Upon the collapse of the Smith white government and majority rule, things looked to be on the up for Payne and his family. Mugabe was elected and Nkomo remained at that point in alliance with Mugabe. However, things soon became more complicated leading directly to Payne becoming a refugee.
Payne’s father was one day to travel across country for some purpose I can no longer remember on a train. However, he became sick the day before going and had to appoint a lieutenant as his replacement. On the journey the train was stopped by Mugabe loyalists and the carriage the lieutenant was now in was sprayed with machine gun fire killing the lieutenant and his family. Payne’s family by some direct or circuitous route then ended up living in London devoid of their previous possessions but freshly issued with the often sought after passport.

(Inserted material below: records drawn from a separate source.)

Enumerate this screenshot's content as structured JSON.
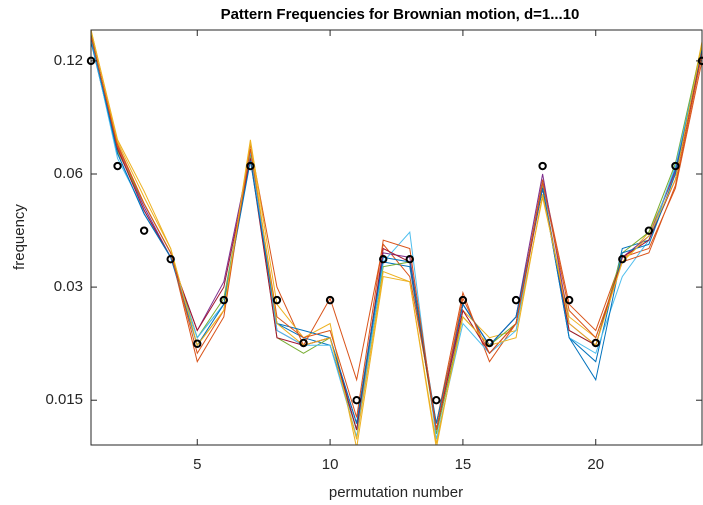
{
  "chart_data": {
    "type": "line",
    "title": "Pattern Frequencies for Brownian motion, d=1...10",
    "x_label": "permutation number",
    "y_label": "frequency",
    "x": [
      1,
      2,
      3,
      4,
      5,
      6,
      7,
      8,
      9,
      10,
      11,
      12,
      13,
      14,
      15,
      16,
      17,
      18,
      19,
      20,
      21,
      22,
      23,
      24
    ],
    "xlim": [
      1,
      24
    ],
    "xticks": [
      5,
      10,
      15,
      20
    ],
    "ylim": [
      0.0114,
      0.145
    ],
    "yticks": [
      0.015,
      0.03,
      0.06,
      0.12
    ],
    "log_y": true,
    "series": [
      {
        "color": "#0072BD",
        "values": [
          0.135,
          0.068,
          0.047,
          0.036,
          0.022,
          0.027,
          0.066,
          0.024,
          0.022,
          0.021,
          0.0125,
          0.035,
          0.034,
          0.0125,
          0.027,
          0.021,
          0.025,
          0.055,
          0.022,
          0.019,
          0.038,
          0.04,
          0.062,
          0.13
        ]
      },
      {
        "color": "#D95319",
        "values": [
          0.14,
          0.072,
          0.05,
          0.037,
          0.019,
          0.025,
          0.072,
          0.03,
          0.021,
          0.028,
          0.017,
          0.039,
          0.032,
          0.013,
          0.029,
          0.019,
          0.024,
          0.058,
          0.027,
          0.023,
          0.036,
          0.038,
          0.055,
          0.12
        ]
      },
      {
        "color": "#EDB120",
        "values": [
          0.145,
          0.074,
          0.054,
          0.038,
          0.021,
          0.026,
          0.074,
          0.027,
          0.022,
          0.024,
          0.0112,
          0.032,
          0.031,
          0.0112,
          0.026,
          0.022,
          0.023,
          0.052,
          0.025,
          0.022,
          0.035,
          0.042,
          0.06,
          0.135
        ]
      },
      {
        "color": "#7E2F8E",
        "values": [
          0.14,
          0.07,
          0.049,
          0.036,
          0.023,
          0.031,
          0.068,
          0.023,
          0.021,
          0.022,
          0.013,
          0.037,
          0.036,
          0.0125,
          0.027,
          0.021,
          0.025,
          0.06,
          0.024,
          0.021,
          0.036,
          0.041,
          0.061,
          0.13
        ]
      },
      {
        "color": "#77AC30",
        "values": [
          0.142,
          0.069,
          0.05,
          0.037,
          0.022,
          0.028,
          0.067,
          0.022,
          0.02,
          0.022,
          0.0125,
          0.034,
          0.035,
          0.0122,
          0.025,
          0.021,
          0.024,
          0.056,
          0.023,
          0.021,
          0.037,
          0.042,
          0.064,
          0.132
        ]
      },
      {
        "color": "#4DBEEE",
        "values": [
          0.138,
          0.066,
          0.048,
          0.036,
          0.022,
          0.027,
          0.069,
          0.023,
          0.021,
          0.021,
          0.012,
          0.035,
          0.042,
          0.0118,
          0.024,
          0.02,
          0.023,
          0.057,
          0.022,
          0.02,
          0.032,
          0.04,
          0.063,
          0.128
        ]
      },
      {
        "color": "#A2142F",
        "values": [
          0.14,
          0.07,
          0.048,
          0.036,
          0.023,
          0.03,
          0.066,
          0.022,
          0.021,
          0.022,
          0.0125,
          0.038,
          0.035,
          0.0125,
          0.026,
          0.02,
          0.024,
          0.055,
          0.023,
          0.021,
          0.036,
          0.04,
          0.058,
          0.128
        ]
      },
      {
        "color": "#0072BD",
        "values": [
          0.139,
          0.068,
          0.047,
          0.036,
          0.021,
          0.027,
          0.065,
          0.024,
          0.023,
          0.022,
          0.013,
          0.036,
          0.035,
          0.013,
          0.027,
          0.021,
          0.025,
          0.055,
          0.022,
          0.017,
          0.037,
          0.039,
          0.06,
          0.13
        ]
      },
      {
        "color": "#D95319",
        "values": [
          0.14,
          0.071,
          0.05,
          0.037,
          0.02,
          0.026,
          0.07,
          0.025,
          0.022,
          0.023,
          0.0135,
          0.04,
          0.038,
          0.0125,
          0.028,
          0.02,
          0.024,
          0.057,
          0.026,
          0.022,
          0.035,
          0.037,
          0.056,
          0.125
        ]
      },
      {
        "color": "#EDB120",
        "values": [
          0.145,
          0.073,
          0.052,
          0.038,
          0.021,
          0.026,
          0.073,
          0.024,
          0.021,
          0.022,
          0.0118,
          0.033,
          0.031,
          0.0115,
          0.025,
          0.021,
          0.022,
          0.053,
          0.024,
          0.021,
          0.035,
          0.041,
          0.058,
          0.133
        ]
      }
    ],
    "points": {
      "color": "#000000",
      "values": [
        0.12,
        0.063,
        0.0424,
        0.0356,
        0.0212,
        0.0277,
        0.063,
        0.0277,
        0.0213,
        0.0277,
        0.015,
        0.0356,
        0.0356,
        0.015,
        0.0277,
        0.0213,
        0.0277,
        0.063,
        0.0277,
        0.0213,
        0.0356,
        0.0424,
        0.063,
        0.12
      ]
    }
  }
}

Before I had met Payne at college where he studying computer science at degree level he had attended South Bank Polytechnic where he had had to depart his chemistry degree after an incident where a laboratory was destroyed in an explosion.
Payne now works as a lecturer in computer science at some college in London and we remain in touch by Facebook. Or rather a collection of the latest reports on the travails or triumphs of Tottenham Hotspurs appears on my Facebook account via Payne’s. Payne has always been a Spurs fan.

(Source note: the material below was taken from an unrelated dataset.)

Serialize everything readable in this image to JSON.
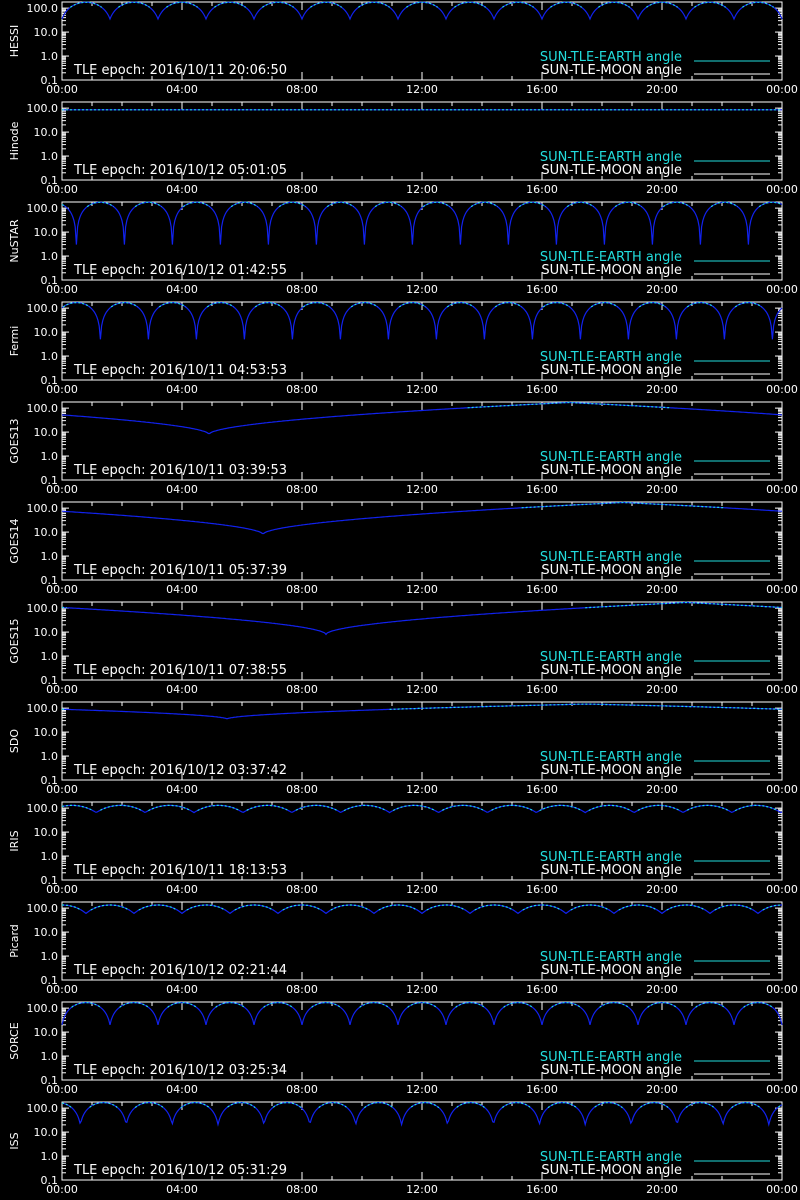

Payne was my predecessor as president of the Student’s Union at PNL back in the days of Revolutionary Communist Party student union play and glossy Living Marxism magazines along with the enigmatic and talented organiser Claire Foster (Fox). Payne though was a member of the Labour Party in Britain and one of the founder member of the National Union of Overseas Students in the UK and as such viewed with suspicion by the left-wing that were strong, although not as strong as in my term, in PNL politics, and the culmination in events at a college occupation in Kentish Town that resulted in allegations of violence against a group of mostly female students and bans left scars that weren’t going to be healed.
Payne was also one of the group of us living in the Trowbridge Estate tower blocks in either squats or student housing before the eventual demolition of them all and replacement with new low-rise housing.
Life after presidency at PNL was not usually a normal one for anyone and Payne got caught in the cycle of unemployment that typified those days of Thatcher’s surplus workforce theories to undermine union power and improve competitiveness of British corporations by reducing wages. A few year son having experienced the brutal reality of this myself for 6 months, I took Payne out to the George in Hackney for a night out. It was for many reasons memorable but one of the last times I saw Payne.
Now I sit at work looking through an old personal hanging file that contains the transcripts for my degree that Payne sent to me complete with a short letter that ended ” well G, I have to sign off now, I am not good at writing long letters, hear from you soon.” and I wonder how we lost touch, or how our only contact is now a one way deluge of reports on a football club, but a deluge I know I will never cut off.